How the Resource Management System matches language tags

The previous topic (How the Resource Management System matches and chooses resources) looks at qualifier-matching in general. This topic focuses on language-tag-matching in more detail.

Introduction

Resources with language tag qualifiers are compared and scored based on the app runtime language list. For definitions of the different language lists, see Understand user profile languages and app manifest languages. Matching for the first language in a list occurs before matching of the second language in a list, even for other regional variants. For example, a resource for en-GB is chosen over an fr-CA resource if the app runtime language is en-US. Only if there are no resources for a form of en is a resource for fr-CA chosen (note that the app's default language could not be set to any form of en in that case).

The scoring mechanism uses data that is included in the BCP-47 subtag registry, and other data sources.
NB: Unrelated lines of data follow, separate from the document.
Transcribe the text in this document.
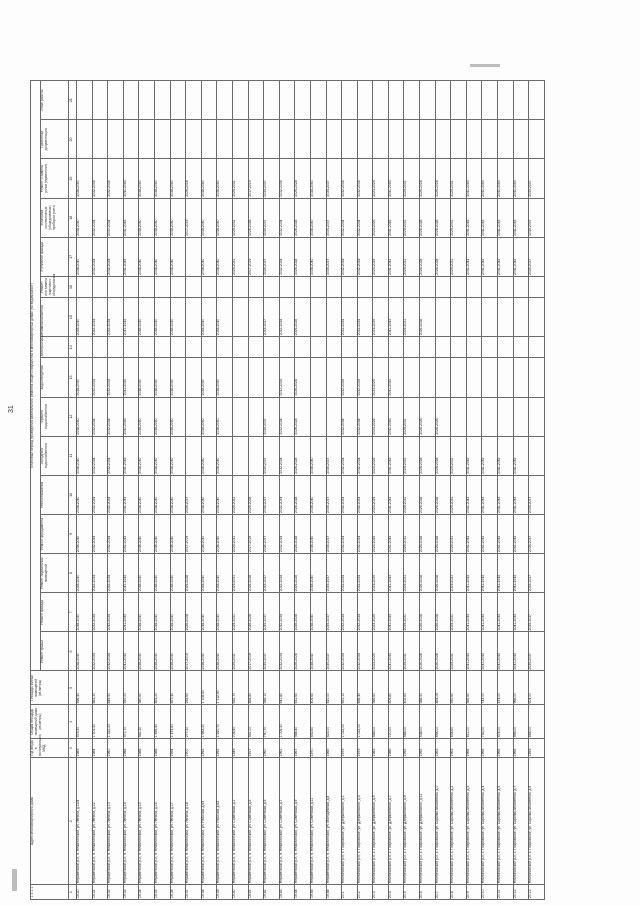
31
1 3 1 1	Адрес многоквартирного дома	Год ввода в эксплуатацию МКД	Общая площадь помещений дома (кв.метры)	Площадь жилых помещений (кв.метры)	Плановый период проведения капитального ремонта общего имущества в многоквартирных домах (по видам работ)															
					Ремонт крыши	Ремонт фасада	Ремонт подвальных помещений	Ремонт фундамента	теплоснабжения	холодного водоснабжения	горячего водоснабжения	водоотведения	электроснабжения	газоснабжения	Ремонт или замена лифтового оборудования	Утепление фасада	Установка коллективных (общедомовых) приборов учета	Ремонт и замена узлов управления	Проектная документация	Иные работы
1	2	3	4	5	6	7	8	9	10	11	12	13	14	15	16	17	18	19	20	21
19.30	Неравенский р-н, п. Нежилинский, ул. Ленина, д.11/4	1989	975,50	596,40	2038-2040	2038-2040	2038-2040	2038-2040	2038-2040	2038-2040	2038-2040	2038-2040		2038-2040		2038-2040	2038-2040	2038-2040		
19.31	Неравенский р-н, п. Нежилинский, ул. Ленина, д.12	1984	1 503,30	863,30	2032-2034	2032-2034	2032-2034	2032-2034	2032-2034	2032-2034	2032-2034	2032-2034		2032-2034		2032-2034	2032-2034	2032-2034		
19.32	Неравенский р-н, п. Нежилинский, ул. Ленина, д.13	1980	1 332,20	849,50	2032-2034	2032-2034	2032-2034	2032-2034	2032-2034	2032-2034	2032-2034	2032-2034		2032-2034		2032-2034	2030-2034	2032-2034		
19.33	Неравенский р-н, п. Нежилинский, ул. Ленина, д.14	1988	971,70	590,00	2041-2043	2041-2043	2041-2043	2041-2043	2041-2043	2041-2043	2041-2043	2041-2043		2041-2043		2041-2043	2041-2043	2041-2043		
19.34	Неравенский р-н, п. Нежилинский, ул. Ленина, д.15	1988	981,30	580,60	2038-2040	2038-2040	2038-2040	2038-2040	2038-2040	2038-2040	2038-2040	2038-2040		2038-2040		2038-2040	2038-2040	2038-2040		
19.35	Неравенский р-н, п. Нежилинский, ул. Ленина, д.16	1988	1 499,40	853,20	2038-2040	2038-2040	2038-2040	2038-2040	2038-2040	2038-2040	2038-2040	2038-2040		2038-2040		2038-2040	2038-2040	2038-2040		
19.36	Неравенский р-н, п. Нежилинский, ул. Ленина, д.17	1994	1 474,60	837,40	2038-2040	2038-2040	2038-2040	2038-2040	2038-2040	2038-2040	2038-2040	2038-2040		2038-2040		2038-2040	2038-2040	2038-2040		
19.37	Неравенский р-н, п. Нежилинский, ул. Ленина, д.18	1900	277,20	255,60	2017-2019	2026-2028	2026-2028	2017-2019	2035-2037								2017-2019	2026-2028		
19.38	Неравенский р-н, п. Нежилинский, ул. Рабочая, д.63	1992	1 663,20	1 108,50	2038-2040	2038-2040	2038-2040	2038-2040	2038-2040	2038-2040	2038-2040	2038-2040		2038-2040		2038-2040	2038-2040	2038-2040		
19.39	Неравенский р-н, п. Нежилинский, ул. Рабочая, д.62	1992	1 620,70	1 112,90	2038-2040	2038-2040	2038-2040	2038-2040	2038-2040	2038-2040	2038-2040	2038-2040		2038-2040		2038-2040	2038-2040	2038-2040		
19.40	Неравенский р-н, п. Нежилинский, ул. Советская, д.1	1949	708,90	652,70	2029-2031	2029-2031	2029-2031	2029-2031	2029-2031							2029-2031	2029-2031	2029-2031		
19.41	Неравенский р-н, п. Нежилинский, ул. Советская, д.3	1917	541,00	484,80	2017-2019	2026-2028	2026-2028	2017-2019	2026-2028							2017-2019	2026-2028	2017-2019		
19.42	Неравенский р-н, п. Нежилинский, ул. Советская, д.5	1960	790,70	586,10	2035-2037	2035-2037	2035-2037	2035-2037	2035-2037	2035-2037	2035-2037			2035-2037		2035-2037	2035-2037	2035-2037		
19.43	Неравенский р-н, п. Нежилинский, ул. Советская, д.7	1961	1 009,30	641,80	2032-2034	2032-2034	2032-2034	2032-2034	2032-2034	2032-2034	2032-2034	2032-2034		2032-2034		2032-2034	2032-2034	2032-2034		
19.44	Неравенский р-н, п. Нежилинский, ул. Советская, д.9	1967	988,40	631,60	2026-2028	2026-2028	2026-2028	2026-2028	2026-2028	2026-2028	2026-2028	2026-2028		2026-2028		2026-2028	2026-2028	2026-2028		
19.45	Неравенский р-н, п. Нежилинский, ул. Советская, д.11	1970	452,60	405,60	2038-2040	2038-2040	2038-2040	2038-2040	2038-2040	2038-2040						2038-2040	2038-2040	2038-2040		
19.46	Неравенский р-н, п. Нежилинский, ул. Молодежная, д.8	1966	423,00	420,00	2035-2037	2035-2037	2035-2037	2035-2037	2035-2037	2035-2037						2035-2037	2035-2037	2035-2037		
20.1	Неклиновский р-н, с. Покровское, ул. Дзержинского, д.1	1979	1 022,00	651,10	2032-2034	2032-2034	2032-2034	2032-2034	2032-2034	2032-2034	2032-2034	2032-2034		2032-2034		2032-2034	2032-2034	2032-2034		
20.2	Неклиновский р-н, с. Покровское, ул. Дзержинского, д.3	1979	1 022,00	656,40	2032-2034	2032-2034	2032-2034	2032-2034	2032-2034	2032-2034	2032-2034	2032-2034		2032-2034		2032-2034	2032-2034	2032-2034		
20.3	Неклиновский р-н, с. Покровское, ул. Дзержинского, д.5	1983	588,00	366,60	2023-2025	2023-2025	2023-2025	2023-2025	2023-2025	2023-2025	2023-2025	2023-2025		2023-2025		2023-2025	2023-2025	2023-2025		
20.4	Неклиновский р-н, с. Покровское, ул. Дзержинского, д.7	1986	720,00	609,80	2041-2043	2041-2043	2041-2043	2041-2043	2041-2043	2041-2043	2041-2043	2041-2043		2041-2043		2041-2043	2041-2043	2041-2043		
20.5	Неклиновский р-н, с. Покровское, ул. Дзержинского, д.9	1993	588,00	402,60	2029-2031	2029-2031	2029-2031	2029-2031	2029-2031	2029-2031	2029-2031			2029-2031		2029-2031	2029-2031	2029-2031		
20.6	Неклиновский р-н, с. Покровское, ул. Дзержинского, д.11	1993	538,00	386,50	2026-2028	2026-2028	2026-2028	2026-2028	2026-2028	2026-2028	2026-2028			2026-2028		2026-2028	2026-2028	2026-2028		
20.7	Неклиновский р-н, с. Покровское, ул. Скрипко-Моисеенко, д.1	1963	494,00	464,06	2026-2028	2026-2028	2026-2028	2026-2028	2026-2028	2026-2028	2026-2028					2026-2028	2026-2028	2026-2028		
20.8	Неклиновский р-н, с. Покровское, ул. Скрипко-Моисеенко, д.2	1963	654,60	590,60	2029-2031	2029-2031	2029-2031	2029-2031	2029-2031	2029-2031						2029-2031	2029-2031	2029-2031		
20.9	Неклиновский р-н, с. Покровское, ул. Скрипко-Моисеенко, д.3	1966	611,00	566,60	2041-2043	2041-2043	2041-2043	2041-2043	2041-2043	2041-2043						2041-2043	2041-2043	2041-2043		
20.10	Неклиновский р-н, с. Покровское, ул. Скрипко-Моисеенко, д.4	1966	743,00	743,00	2041-2043	2041-2043	2041-2043	2041-2043	2041-2043	2041-2043						2041-2043	2041-2043	2041-2043		
20.11	Неклиновский р-н, с. Покровское, ул. Скрипко-Моисеенко, д.5	1966	474,00	474,00	2041-2043	2041-2043	2041-2043	2041-2043	2041-2043	2041-2043						2041-2043	2041-2043	2041-2043		
20.12	Неклиновский р-н, с. Покровское, ул. Скрипко-Моисеенко, д.7	1966	966,00	966,00	2041-2043	2041-2043	2041-2043	2041-2043	2041-2043	2041-2043						2041-2043	2041-2043	2041-2043		
20.13	Неклиновский р-н, с. Покровское, ул. Скрипко-Моисеенко, д.9	1959	664,00	604,00	2035-2037	2035-2037	2035-2037	2035-2037	2035-2037							2035-2037	2035-2037	2035-2037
It allows for a scoring gradient with different qualities of match and, when multiple candidates are available, it selects the candidate with the best-matching score.

So, you can tag language content in generic terms, but you can still specify specific content when needed. For example, your app might have many English strings that are common to both the United States, Britain, and other regions. Tagging these strings as "en" (English) saves space and localization overhead. When distinctions need to be made, such as in a string containing the word "color/colour", the United States and British versions can be tagged separately using both language and region subtags, as "en-US" and "en-GB", respectively.

Language tags

Languages are identified using normalized, well-formed BCP-47 language tags. Subtag components are defined in the BCP-47 subtag registry. The normal structure for a BCP-47 language tag consists of one or more of the following subtag elements.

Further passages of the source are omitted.